The Height of Hypocrisy

A person's sense of right and wrong is unknown, even to themselves, until the moment that person can gain something by being a low-life lying

 A person's sense of right and wrong is unknown, even to themselves, until the moment that person can gain something by being a low-life lying creep. At such moments, the only thing you have going for you-the only stake in your corner-is your simple and unvarnished sense that certain things are just wrong. Who knows how you get that sense-from mom and dad, from your first teachers, or from church. No, not from church, as we can tell from the ever-growing list of loudmouth moralizers who are the first to point out everyone else's failings, while ignoring the most basic lack of decency in their own lives.

You have this week's slime ball (South Carolina) Governor Mark Sanford, who admits to indiscretion after indiscretion, while comparing himself with a Biblical hero. You have last month's slime balls, who shamed gay men from their pulpits before running off to their muscle-bound boyfriends waiting in the wings. How do these religious men get so hypocritical? The louder and more self-righteous, the more likely the double standard?

It's because they've grown up believing they are special men, God's chosen, God's elect, God's messengers who are given a mission. These men believe that they are God's anointed, sent to bring the light (Republican politics) to the world. Because they consider themselves so special and set apart, they honestly don't believe that indulging in the sins that they are condemning is particularly wrong. Because they are the special emissaries of God, normal morals don't apply. That sense that you either have, or don't have-that sense that certain things are just plain wrong, well, these Republican leaders have obliterated that. Instead, they have the visionary notion that God forgives whatever they do, because they are on a mission to tell the rest of us that we are going to Hell if we do not become more like them.
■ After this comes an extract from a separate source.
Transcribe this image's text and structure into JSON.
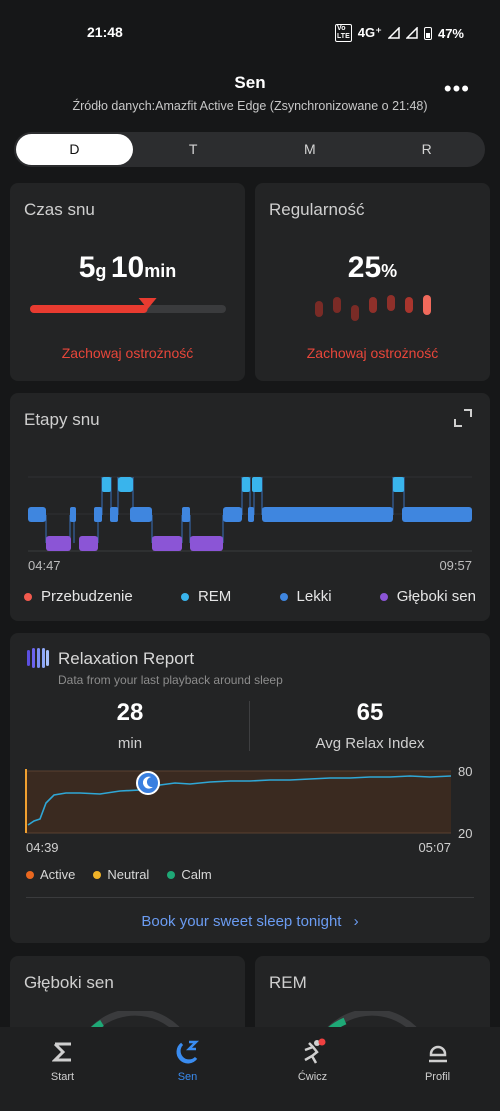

How's that for twisted? Such convoluted craziness is probably why one religious leader initiated a relentless course of confrontation with the religious hypocrites of his day, a confrontation filled with rancor and vitriol, a brawl that took no prisoners, and ended in his being violently executed. That man was Jesus Christ, and my guess that if such a man appeared in today's mega-churches and asked "Who do you think you're fooling?" the leaders would find a way to put him away as well.